Wednesday, March 29, 2023

Short Story Wednesday Review: Guilty Crime Story Magazine: Issue Six, Fall 2022


Guilty Crime Story Magazine: Issue Six, Fall 2022, opens with “Overnights at the Bumblebee Motel” by Michael Grimala.  Gordon has a driven a long way from Ohio to southern Louisiana in search of Hannah. He thinks the Bumblebee Motel might offer a clue or two in his search. He needs to find his sister.

Publisher and Editor Brandon Barrows is next with “One Last Ride.” Foley just wants to park his cab the night and go to bed. Dispatcher Hugh Spenser is a serious annoyance and he is not done with Foley yet. Instead, because the next driver is out sick, Foley has to keep working. He has to go to the airport on a nasty night and pick up a passenger named Thomas Bailey. Foley’s Bed, and his unhappy wife, are going to have to wait.

Steve Liskow’s short story, “Peepin’ and Hiddin’” is next where at least one of the neighbors is a real jerk. Unfortunately, he is teaching his own son the same bad ideas. Wes and Louie have fireworks, cherry bombs to be specific, and are perfectly willing to use them. It is July 1st, a drought is happening, and they have zero concern for others in their condo complex. That is going to change.

Dan Moore knows the kid is up to something in “You Wouldn’t Shoot Me” by Anderson Barnes. He tailed him from the buss and followed him off the bus at a stop in Roxbury. Every step they take sends Dan Moore deeper in a neighborhood he does not know and where it seems everyone is watching him.

He used to be a cop. Now, each evening, he sits in a bar and limits himself to five drinks. He plays an inner game with himself in “Some Sunny Day, Baby” by Joseph S. Walker and tries to figure out if this will be the night he goes for six. That is until a face from long ago, Anson Brancato, shows up and tells him of a problem and Carl Denham. Favors are owed and he owes Carl Denham.

“I’ll Scratch Yours” by Thomas Nicholson is next where our man is on a massage table having his bad shoulder and more worked on by an unseen masseuse. The department is paying and it should help him feel better. It might actually work if she did not talk so much. She has a lot to say.

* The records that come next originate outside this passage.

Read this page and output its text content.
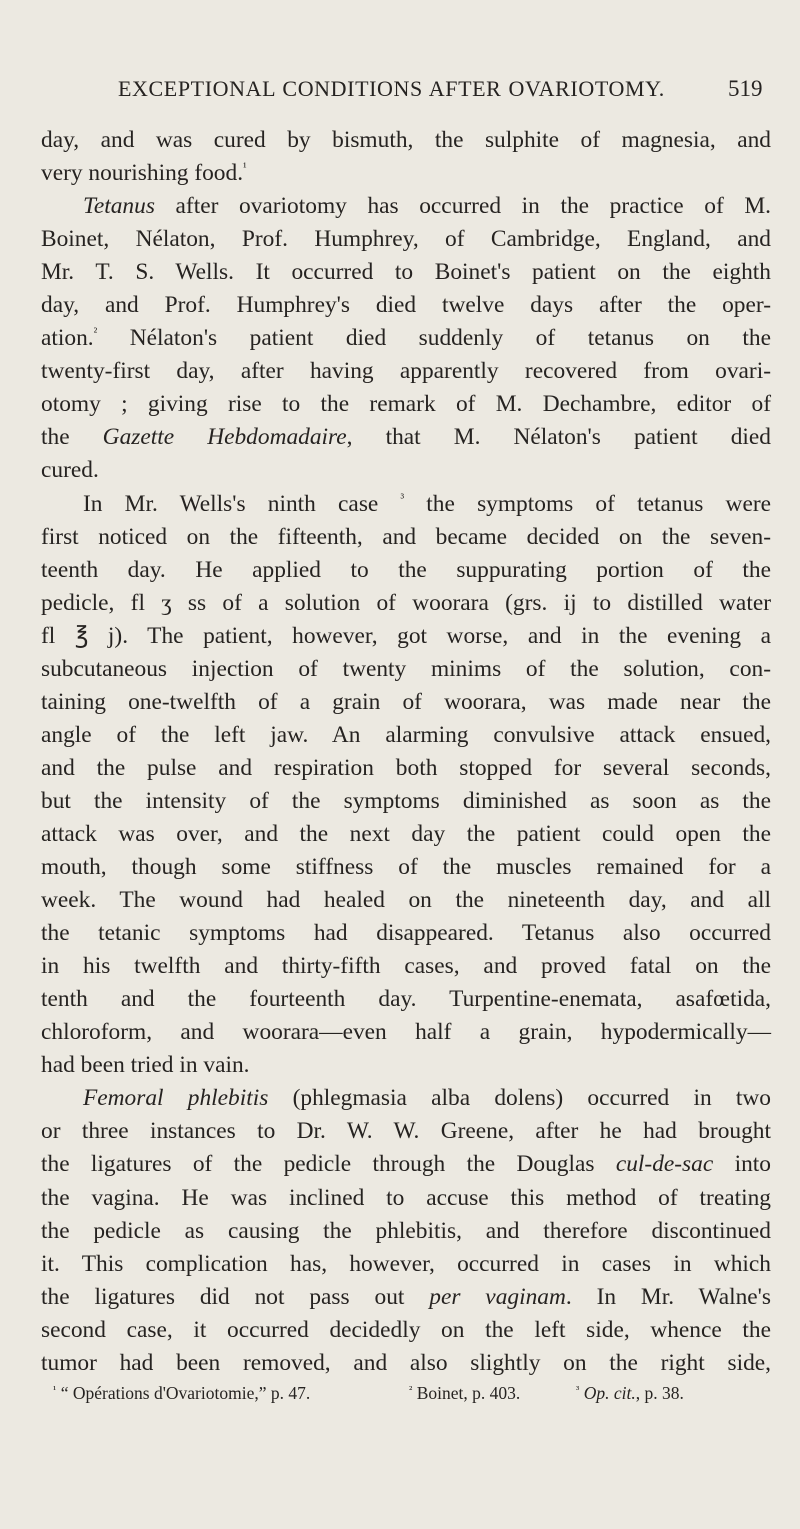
EXCEPTIONAL CONDITIONS AFTER OVARIOTOMY.	519
day, and was cured by bismuth, the sulphite of magnesia, and
very nourishing food.$^{^1}$
Tetanus after ovariotomy has occurred in the practice of M.
Boinet, Nélaton, Prof. Humphrey, of Cambridge, England, and
Mr. T. S. Wells. It occurred to Boinet's patient on the eighth
day, and Prof. Humphrey's died twelve days after the oper-
ation.$^{^2}$ Nélaton's patient died suddenly of tetanus on the
twenty-first day, after having apparently recovered from ovari-
otomy ; giving rise to the remark of M. Dechambre, editor of
the Gazette Hebdomadaire, that M. Nélaton's patient died
cured.
In Mr. Wells's ninth case $^{^3}$ the symptoms of tetanus were
first noticed on the fifteenth, and became decided on the seven-
teenth day. He applied to the suppurating portion of the
pedicle, fl ʒ ss of a solution of woorara (grs. ij to distilled water
fl ℥ j). The patient, however, got worse, and in the evening a
subcutaneous injection of twenty minims of the solution, con-
taining one-twelfth of a grain of woorara, was made near the
angle of the left jaw. An alarming convulsive attack ensued,
and the pulse and respiration both stopped for several seconds,
but the intensity of the symptoms diminished as soon as the
attack was over, and the next day the patient could open the
mouth, though some stiffness of the muscles remained for a
week. The wound had healed on the nineteenth day, and all
the tetanic symptoms had disappeared. Tetanus also occurred
in his twelfth and thirty-fifth cases, and proved fatal on the
tenth and the fourteenth day. Turpentine-enemata, asafœtida,
chloroform, and woorara—even half a grain, hypodermically—
had been tried in vain.
Femoral phlebitis (phlegmasia alba dolens) occurred in two
or three instances to Dr. W. W. Greene, after he had brought
the ligatures of the pedicle through the Douglas cul-de-sac into
the vagina. He was inclined to accuse this method of treating
the pedicle as causing the phlebitis, and therefore discontinued
it. This complication has, however, occurred in cases in which
the ligatures did not pass out per vaginam. In Mr. Walne's
second case, it occurred decidedly on the left side, whence the
tumor had been removed, and also slightly on the right side,
$^{^1}$ “ Opérations d'Ovariotomie,” p. 47.	$^{^2}$ Boinet, p. 403.	$^{^3}$ Op. cit., p. 38.
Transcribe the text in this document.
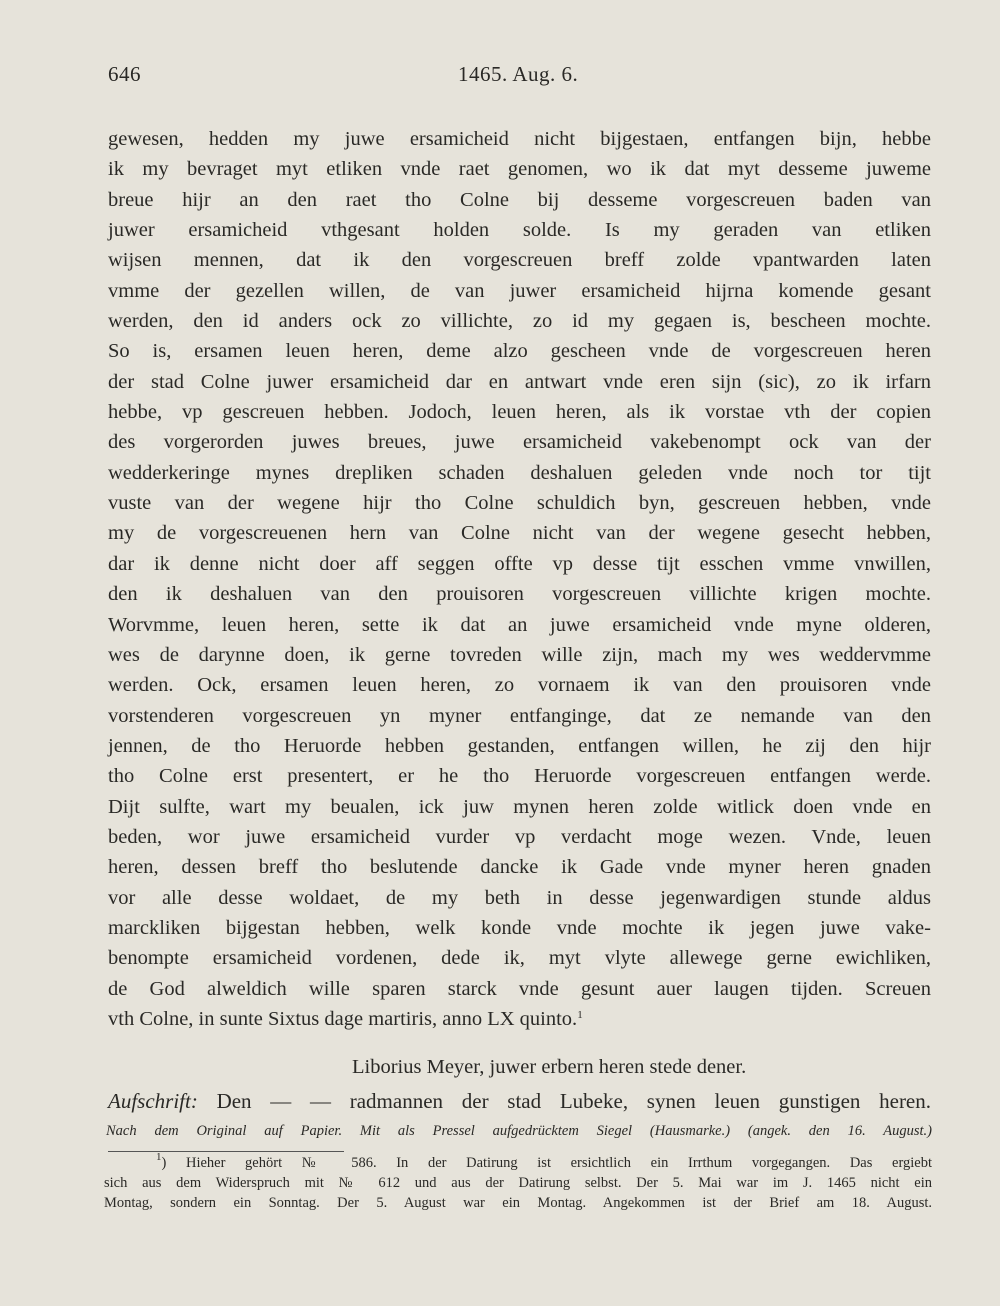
646	1465. Aug. 6.
gewesen, hedden my juwe ersamicheid nicht bijgestaen, entfangen bijn, hebbe
ik my bevraget myt etliken vnde raet genomen, wo ik dat myt desseme juweme
breue hijr an den raet tho Colne bij desseme vorgescreuen baden van
juwer ersamicheid vthgesant holden solde. Is my geraden van etliken
wijsen mennen, dat ik den vorgescreuen breff zolde vpantwarden laten
vmme der gezellen willen, de van juwer ersamicheid hijrna komende gesant
werden, den id anders ock zo villichte, zo id my gegaen is, bescheen mochte.
So is, ersamen leuen heren, deme alzo gescheen vnde de vorgescreuen heren
der stad Colne juwer ersamicheid dar en antwart vnde eren sijn (sic), zo ik irfarn
hebbe, vp gescreuen hebben. Jodoch, leuen heren, als ik vorstae vth der copien
des vorgerorden juwes breues, juwe ersamicheid vakebenompt ock van der
wedderkeringe mynes drepliken schaden deshaluen geleden vnde noch tor tijt
vuste van der wegene hijr tho Colne schuldich byn, gescreuen hebben, vnde
my de vorgescreuenen hern van Colne nicht van der wegene gesecht hebben,
dar ik denne nicht doer aff seggen offte vp desse tijt esschen vmme vnwillen,
den ik deshaluen van den prouisoren vorgescreuen villichte krigen mochte.
Worvmme, leuen heren, sette ik dat an juwe ersamicheid vnde myne olderen,
wes de darynne doen, ik gerne tovreden wille zijn, mach my wes weddervmme
werden. Ock, ersamen leuen heren, zo vornaem ik van den prouisoren vnde
vorstenderen vorgescreuen yn myner entfanginge, dat ze nemande van den
jennen, de tho Heruorde hebben gestanden, entfangen willen, he zij den hijr
tho Colne erst presentert, er he tho Heruorde vorgescreuen entfangen werde.
Dijt sulfte, wart my beualen, ick juw mynen heren zolde witlick doen vnde en
beden, wor juwe ersamicheid vurder vp verdacht moge wezen. Vnde, leuen
heren, dessen breff tho beslutende dancke ik Gade vnde myner heren gnaden
vor alle desse woldaet, de my beth in desse jegenwardigen stunde aldus
marckliken bijgestan hebben, welk konde vnde mochte ik jegen juwe vake-
benompte ersamicheid vordenen, dede ik, myt vlyte allewegе gerne ewichliken,
de God alweldich wille sparen starck vnde gesunt auer laugen tijden. Screuen
vth Colne, in sunte Sixtus dage martiris, anno LX quinto.$^1$
Liborius Meyer, juwer erbern heren stede dener.
Aufschrift: Den — — radmannen der stad Lubeke, synen leuen gunstigen heren.
Nach dem Original auf Papier. Mit als Pressel aufgedrücktem Siegel (Hausmarke.) (angek. den 16. August.)
$^1$) Hieher gehört № 586. In der Datirung ist ersichtlich ein Irrthum vorgegangen. Das ergiebt
sich aus dem Widerspruch mit № 612 und aus der Datirung selbst. Der 5. Mai war im J. 1465 nicht ein
Montag, sondern ein Sonntag. Der 5. August war ein Montag. Angekommen ist der Brief am 18. August.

The author, Mr. James, is meeting with a man known to some as Mr. John Wesley Hardin about an upcoming movie.  It is to be a western and he had some questions as Wyatt Earp, still living out in California, told him to get gone. Lonnie put the two together for his own reasons. Getting Mr. James to show up was just the first step in the plan in “The John Wesley Hardin Rag by Coy Hall.

The issue closes with the nonfiction piece, “The Jeff Davis 8: A True Crime Story” by. N. Fraley. It recounts the discovery of eight women in and around various bodies of water in Jennings, Louisiana. During the period between 2005 and 2009 the bodies of the women were found. All were sex workers who may have been killed by a serial killer. They may have been the victims of rogue police officers. We may never know as this piece explains.

As always, the stories in Guilty Crime Story Magazine: Issue Six, Fall 2022 are not happy reads. Like the tales in previous ones, these are not tales of people drinking tea, cats hanging out, or ones that make one content with the state of the world where one is sure all will work out. Far from it. Darkness, in a variety of ways, is probed in the tales that make up this issue. While this reader had his own favorites, all are solidly good reads.

 


My reading copy was a purchase of the eBook last October by way of funds in my Amazon Associate account.